Une de mes collègues, Kimberly Young [3] a mis en avant la notion de cyberdépendance. Pour ma part, je considère que beaucoup de joueurs excessifs ne sont pas des cyberdépendants. Ils utilisent Internet pour « alimenter » leur addiction. Il convient donc de distinguer très nettement les addictions exercées sur Internet et l’addiction à Internet. L’usager trouve avec Internet une possibilité de s’immerger et de rester anonyme.

3. Excès et dépendance

Pour conclure, j’aimerais évoquer les recherches que nous avons effectuées au cours des dernières années au sein de mon unité de recherche sur les jeux. Nous avons d’abord étudié les profils des joueurs. Nous avons constaté que 85 % des joueurs de MMORPG étaient des hommes et 60 % avaient plus de vingt ans. Il faut donc mettre fin à ce mythe selon lequel le jeu vidéo serait réservé à l’adolescent. Par ailleurs, il est intéressant de noter que la sociabilité est le facteur mis en avant par les joueurs. Nous avons également étudié les différences entre adultes et adolescents : alors que les adolescents préfèrent les jeux violents, les plus âgés se consacrent plus volontiers à des jeux de coopération. Une étude précédente montrait que certaines personnes jouaient plus de quatre-vingts heures par semaine au jeu Everquest. Nous avons donc effectué une recherche complémentaire afin de déterminer s’il y avait ou non dépendance. Nous avons constaté que certains de ces joueurs semblaient développer une dépendance aux jeux vidéo, de la même manière que d’autres sont dépendants à l’alcool ou aux jeux d’argent. Dans le cadre de l’étude la plus importante à laquelle j’ai participé, le comportement de plus de 7 000. joueurs a été analysé à partir des critères de l’Organisation mondiale de la santé. 12 % d’entre eux présentaient au moins trois critères de diagnostic de la dépendance. En revanche, nous n’avons pas identifié de cas réunissant les six critères que j’ai précédemment évoqués. Je considère par conséquent que la dépendance aux jeux vidéo en ligne n’existe pratiquement pas dans la réalité.
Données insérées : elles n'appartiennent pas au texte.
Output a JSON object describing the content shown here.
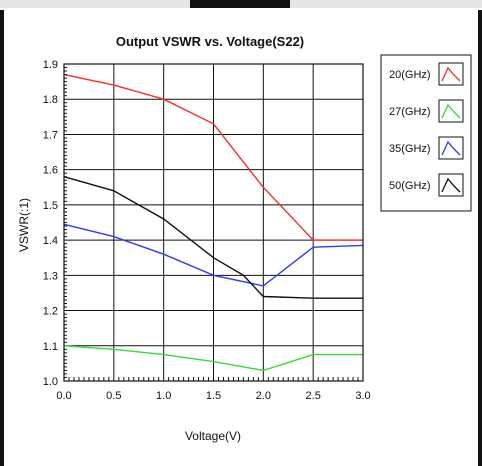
{
  "chart_data": {
    "type": "line",
    "title": "Output VSWR vs. Voltage(S22)",
    "xlabel": "Voltage(V)",
    "ylabel": "VSWR(:1)",
    "xlim": [
      0.0,
      3.0
    ],
    "ylim": [
      1.0,
      1.9
    ],
    "xticks": [
      "0.0",
      "0.5",
      "1.0",
      "1.5",
      "2.0",
      "2.5",
      "3.0"
    ],
    "yticks": [
      "1.0",
      "1.1",
      "1.2",
      "1.3",
      "1.4",
      "1.5",
      "1.6",
      "1.7",
      "1.8",
      "1.9"
    ],
    "grid": true,
    "legend_position": "right",
    "series": [
      {
        "name": "20(GHz)",
        "color": "#ff2a2a",
        "x": [
          0.0,
          0.5,
          1.0,
          1.5,
          2.0,
          2.5,
          3.0
        ],
        "y": [
          1.87,
          1.84,
          1.8,
          1.73,
          1.55,
          1.4,
          1.4
        ]
      },
      {
        "name": "27(GHz)",
        "color": "#33dd33",
        "x": [
          0.0,
          0.5,
          1.0,
          1.5,
          2.0,
          2.5,
          3.0
        ],
        "y": [
          1.1,
          1.09,
          1.075,
          1.055,
          1.03,
          1.075,
          1.075
        ]
      },
      {
        "name": "35(GHz)",
        "color": "#2a3cff",
        "x": [
          0.0,
          0.5,
          1.0,
          1.5,
          2.0,
          2.5,
          3.0
        ],
        "y": [
          1.445,
          1.41,
          1.36,
          1.3,
          1.27,
          1.38,
          1.385
        ]
      },
      {
        "name": "50(GHz)",
        "color": "#111111",
        "x": [
          0.0,
          0.5,
          1.0,
          1.5,
          1.8,
          2.0,
          2.5,
          3.0
        ],
        "y": [
          1.58,
          1.54,
          1.46,
          1.35,
          1.3,
          1.24,
          1.235,
          1.235
        ]
      }
    ]
  }
}
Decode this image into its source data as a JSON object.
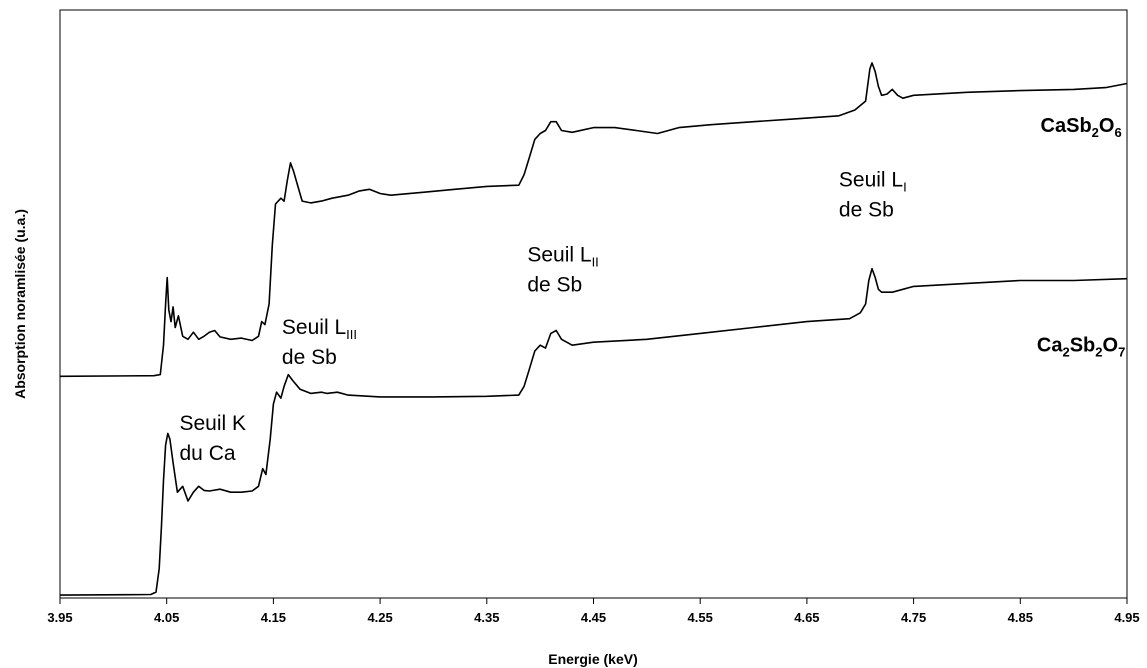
{
  "chart_data": {
    "type": "line",
    "title": "",
    "xlabel": "Energie (keV)",
    "ylabel": "Absorption noramlisée (u.a.)",
    "xlim": [
      3.95,
      4.95
    ],
    "ylim": [
      0,
      1
    ],
    "x_ticks": [
      "3.95",
      "4.05",
      "4.15",
      "4.25",
      "4.35",
      "4.45",
      "4.55",
      "4.65",
      "4.75",
      "4.85",
      "4.95"
    ],
    "grid": false,
    "y_tick_labels": false,
    "series": [
      {
        "name": "CaSb2O6",
        "label_parts": [
          [
            "CaSb",
            ""
          ],
          [
            "2",
            "sub"
          ],
          [
            "O",
            ""
          ],
          [
            "6",
            "sub"
          ]
        ],
        "points": [
          [
            3.95,
            0.377
          ],
          [
            4.038,
            0.378
          ],
          [
            4.044,
            0.38
          ],
          [
            4.047,
            0.43
          ],
          [
            4.049,
            0.5
          ],
          [
            4.0505,
            0.545
          ],
          [
            4.052,
            0.49
          ],
          [
            4.054,
            0.47
          ],
          [
            4.056,
            0.495
          ],
          [
            4.058,
            0.46
          ],
          [
            4.061,
            0.48
          ],
          [
            4.065,
            0.445
          ],
          [
            4.07,
            0.44
          ],
          [
            4.075,
            0.452
          ],
          [
            4.08,
            0.44
          ],
          [
            4.085,
            0.445
          ],
          [
            4.09,
            0.452
          ],
          [
            4.095,
            0.455
          ],
          [
            4.1,
            0.444
          ],
          [
            4.11,
            0.44
          ],
          [
            4.12,
            0.442
          ],
          [
            4.13,
            0.438
          ],
          [
            4.136,
            0.445
          ],
          [
            4.139,
            0.47
          ],
          [
            4.142,
            0.465
          ],
          [
            4.146,
            0.5
          ],
          [
            4.149,
            0.6
          ],
          [
            4.152,
            0.67
          ],
          [
            4.157,
            0.68
          ],
          [
            4.16,
            0.675
          ],
          [
            4.163,
            0.71
          ],
          [
            4.166,
            0.74
          ],
          [
            4.169,
            0.725
          ],
          [
            4.173,
            0.7
          ],
          [
            4.177,
            0.675
          ],
          [
            4.185,
            0.672
          ],
          [
            4.195,
            0.675
          ],
          [
            4.205,
            0.68
          ],
          [
            4.22,
            0.685
          ],
          [
            4.23,
            0.692
          ],
          [
            4.24,
            0.695
          ],
          [
            4.25,
            0.688
          ],
          [
            4.26,
            0.685
          ],
          [
            4.29,
            0.69
          ],
          [
            4.32,
            0.695
          ],
          [
            4.35,
            0.7
          ],
          [
            4.38,
            0.702
          ],
          [
            4.385,
            0.72
          ],
          [
            4.39,
            0.75
          ],
          [
            4.395,
            0.78
          ],
          [
            4.4,
            0.79
          ],
          [
            4.405,
            0.795
          ],
          [
            4.41,
            0.81
          ],
          [
            4.415,
            0.81
          ],
          [
            4.42,
            0.795
          ],
          [
            4.43,
            0.792
          ],
          [
            4.45,
            0.8
          ],
          [
            4.47,
            0.8
          ],
          [
            4.49,
            0.795
          ],
          [
            4.51,
            0.79
          ],
          [
            4.53,
            0.8
          ],
          [
            4.56,
            0.805
          ],
          [
            4.6,
            0.81
          ],
          [
            4.64,
            0.815
          ],
          [
            4.68,
            0.82
          ],
          [
            4.695,
            0.83
          ],
          [
            4.705,
            0.845
          ],
          [
            4.709,
            0.9
          ],
          [
            4.711,
            0.91
          ],
          [
            4.714,
            0.895
          ],
          [
            4.717,
            0.87
          ],
          [
            4.72,
            0.855
          ],
          [
            4.725,
            0.857
          ],
          [
            4.73,
            0.865
          ],
          [
            4.735,
            0.855
          ],
          [
            4.74,
            0.85
          ],
          [
            4.75,
            0.855
          ],
          [
            4.8,
            0.86
          ],
          [
            4.85,
            0.863
          ],
          [
            4.9,
            0.865
          ],
          [
            4.93,
            0.868
          ],
          [
            4.95,
            0.875
          ]
        ]
      },
      {
        "name": "Ca2Sb2O7",
        "label_parts": [
          [
            "Ca",
            ""
          ],
          [
            "2",
            "sub"
          ],
          [
            "Sb",
            ""
          ],
          [
            "2",
            "sub"
          ],
          [
            "O",
            ""
          ],
          [
            "7",
            "sub"
          ]
        ],
        "points": [
          [
            3.95,
            0.005
          ],
          [
            4.035,
            0.006
          ],
          [
            4.04,
            0.01
          ],
          [
            4.043,
            0.05
          ],
          [
            4.045,
            0.12
          ],
          [
            4.047,
            0.2
          ],
          [
            4.049,
            0.26
          ],
          [
            4.051,
            0.28
          ],
          [
            4.053,
            0.27
          ],
          [
            4.056,
            0.23
          ],
          [
            4.06,
            0.18
          ],
          [
            4.065,
            0.19
          ],
          [
            4.07,
            0.165
          ],
          [
            4.075,
            0.18
          ],
          [
            4.08,
            0.19
          ],
          [
            4.085,
            0.183
          ],
          [
            4.09,
            0.182
          ],
          [
            4.1,
            0.185
          ],
          [
            4.11,
            0.18
          ],
          [
            4.12,
            0.18
          ],
          [
            4.13,
            0.182
          ],
          [
            4.136,
            0.19
          ],
          [
            4.14,
            0.22
          ],
          [
            4.143,
            0.21
          ],
          [
            4.147,
            0.27
          ],
          [
            4.15,
            0.33
          ],
          [
            4.153,
            0.35
          ],
          [
            4.157,
            0.34
          ],
          [
            4.16,
            0.36
          ],
          [
            4.164,
            0.38
          ],
          [
            4.168,
            0.37
          ],
          [
            4.175,
            0.355
          ],
          [
            4.185,
            0.348
          ],
          [
            4.195,
            0.35
          ],
          [
            4.2,
            0.348
          ],
          [
            4.21,
            0.35
          ],
          [
            4.22,
            0.345
          ],
          [
            4.25,
            0.342
          ],
          [
            4.3,
            0.342
          ],
          [
            4.35,
            0.343
          ],
          [
            4.38,
            0.345
          ],
          [
            4.385,
            0.36
          ],
          [
            4.39,
            0.39
          ],
          [
            4.395,
            0.42
          ],
          [
            4.4,
            0.43
          ],
          [
            4.405,
            0.425
          ],
          [
            4.41,
            0.45
          ],
          [
            4.415,
            0.455
          ],
          [
            4.42,
            0.44
          ],
          [
            4.43,
            0.43
          ],
          [
            4.45,
            0.435
          ],
          [
            4.5,
            0.44
          ],
          [
            4.55,
            0.45
          ],
          [
            4.6,
            0.46
          ],
          [
            4.65,
            0.47
          ],
          [
            4.69,
            0.475
          ],
          [
            4.7,
            0.485
          ],
          [
            4.705,
            0.5
          ],
          [
            4.708,
            0.54
          ],
          [
            4.711,
            0.56
          ],
          [
            4.714,
            0.545
          ],
          [
            4.717,
            0.525
          ],
          [
            4.72,
            0.52
          ],
          [
            4.73,
            0.52
          ],
          [
            4.74,
            0.525
          ],
          [
            4.75,
            0.53
          ],
          [
            4.8,
            0.535
          ],
          [
            4.85,
            0.54
          ],
          [
            4.9,
            0.54
          ],
          [
            4.95,
            0.543
          ]
        ]
      }
    ],
    "annotations": [
      {
        "lines": [
          [
            [
              "Seuil K",
              ""
            ]
          ],
          [
            [
              "du Ca",
              ""
            ]
          ]
        ],
        "x": 4.062,
        "y": 0.286
      },
      {
        "lines": [
          [
            [
              "Seuil L",
              ""
            ],
            [
              "III",
              "sub"
            ]
          ],
          [
            [
              "de Sb",
              ""
            ]
          ]
        ],
        "x": 4.158,
        "y": 0.449
      },
      {
        "lines": [
          [
            [
              "Seuil L",
              ""
            ],
            [
              "II",
              "sub"
            ]
          ],
          [
            [
              "de Sb",
              ""
            ]
          ]
        ],
        "x": 4.388,
        "y": 0.5725
      },
      {
        "lines": [
          [
            [
              "Seuil L",
              ""
            ],
            [
              "I",
              "sub"
            ]
          ],
          [
            [
              "de Sb",
              ""
            ]
          ]
        ],
        "x": 4.68,
        "y": 0.6995
      }
    ]
  }
}
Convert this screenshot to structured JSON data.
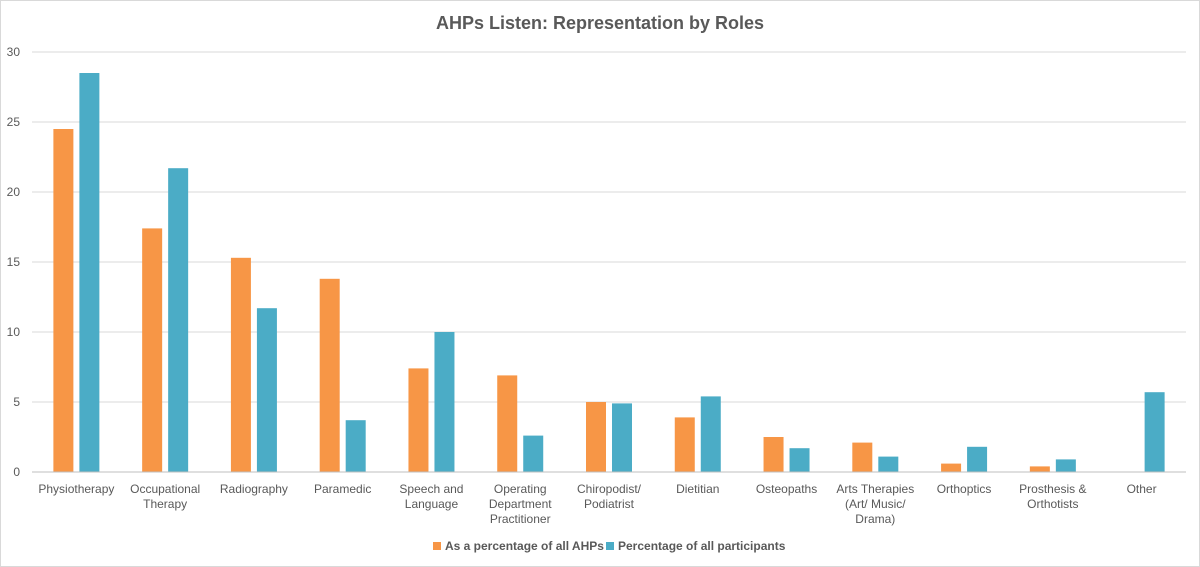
{
  "chart_data": {
    "type": "bar",
    "title": "AHPs Listen: Representation by Roles",
    "xlabel": "",
    "ylabel": "",
    "ylim": [
      0,
      30
    ],
    "yticks": [
      0,
      5,
      10,
      15,
      20,
      25,
      30
    ],
    "grid": true,
    "legend_position": "bottom",
    "categories": [
      "Physiotherapy",
      "Occupational Therapy",
      "Radiography",
      "Paramedic",
      "Speech and Language",
      "Operating Department Practitioner",
      "Chiropodist/ Podiatrist",
      "Dietitian",
      "Osteopaths",
      "Arts Therapies (Art/ Music/ Drama)",
      "Orthoptics",
      "Prosthesis & Orthotists",
      "Other"
    ],
    "category_lines": [
      [
        "Physiotherapy"
      ],
      [
        "Occupational",
        "Therapy"
      ],
      [
        "Radiography"
      ],
      [
        "Paramedic"
      ],
      [
        "Speech and",
        "Language"
      ],
      [
        "Operating",
        "Department",
        "Practitioner"
      ],
      [
        "Chiropodist/",
        "Podiatrist"
      ],
      [
        "Dietitian"
      ],
      [
        "Osteopaths"
      ],
      [
        "Arts Therapies",
        "(Art/ Music/",
        "Drama)"
      ],
      [
        "Orthoptics"
      ],
      [
        "Prosthesis &",
        "Orthotists"
      ],
      [
        "Other"
      ]
    ],
    "series": [
      {
        "name": "As a percentage of all AHPs",
        "color": "#f79646",
        "values": [
          24.5,
          17.4,
          15.3,
          13.8,
          7.4,
          6.9,
          5.0,
          3.9,
          2.5,
          2.1,
          0.6,
          0.4,
          0
        ]
      },
      {
        "name": "Percentage of all participants",
        "color": "#4bacc6",
        "values": [
          28.5,
          21.7,
          11.7,
          3.7,
          10.0,
          2.6,
          4.9,
          5.4,
          1.7,
          1.1,
          1.8,
          0.9,
          5.7
        ]
      }
    ]
  }
}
J’aimerais également attirer l’attention sur le risque de « pathologiser » les comportements. À titre d’exemple, des études montrent que les joueurs peuvent perdre conscience du temps. Certains estiment que ce phénomène est néfaste. Cependant, si vous interrogez les joueurs, vous constatez qu’ils valorisent cette perte de conscience du temps. Elle est même une des raisons pour lesquelles ils jouent. De plus, elle permet de davantage socialiser, de rencontrer des amis et des partenaires éventuels. Dans le cadre d’une des études que j’ai effectuées cette année, j’ai d’ailleurs rencontré une personne qui avait trouvé l’amour dans un jeu et qui avait alors arrêté de jouer. De nombreux intervenants ont parlé aujourd’hui de l’excès de jeu. Je souhaiterais souligner que l’excès de jeu n’est pas une dépendance au jeu. Beaucoup de personnes jouent huit à dix heures par jour, sans que le phénomène n’induise des effets secondaires négatifs. À mon sens, elles ne sont pas dépendantes. Cela étant, s’agissant des jeux de réseaux sociaux, on peut se demander si le medium n’est pas plus nocif pour les individus fragiles que les jeux en eux-mêmes.


Source :
Griffiths, M. (2010) Addiction sans drogue, quand le cerveau a le goût du jeu.
Actes du séminaire « Jeux vidéo : Addiction ? Induction ? Régulation. » Centre d’analyse stratégique, Paris, France.


[1] Meuble contenant un jeu vidéo payant, installé habituellement dans des lieux publics

[2] Pour « Massively Multiplayer Online Role Playing Games » qui désigne des jeux de rôle en ligne, massivement multi-joueurs.

[3] Kimberly Young, psychologue américaine exerçant à l’université Saint Bonaventure.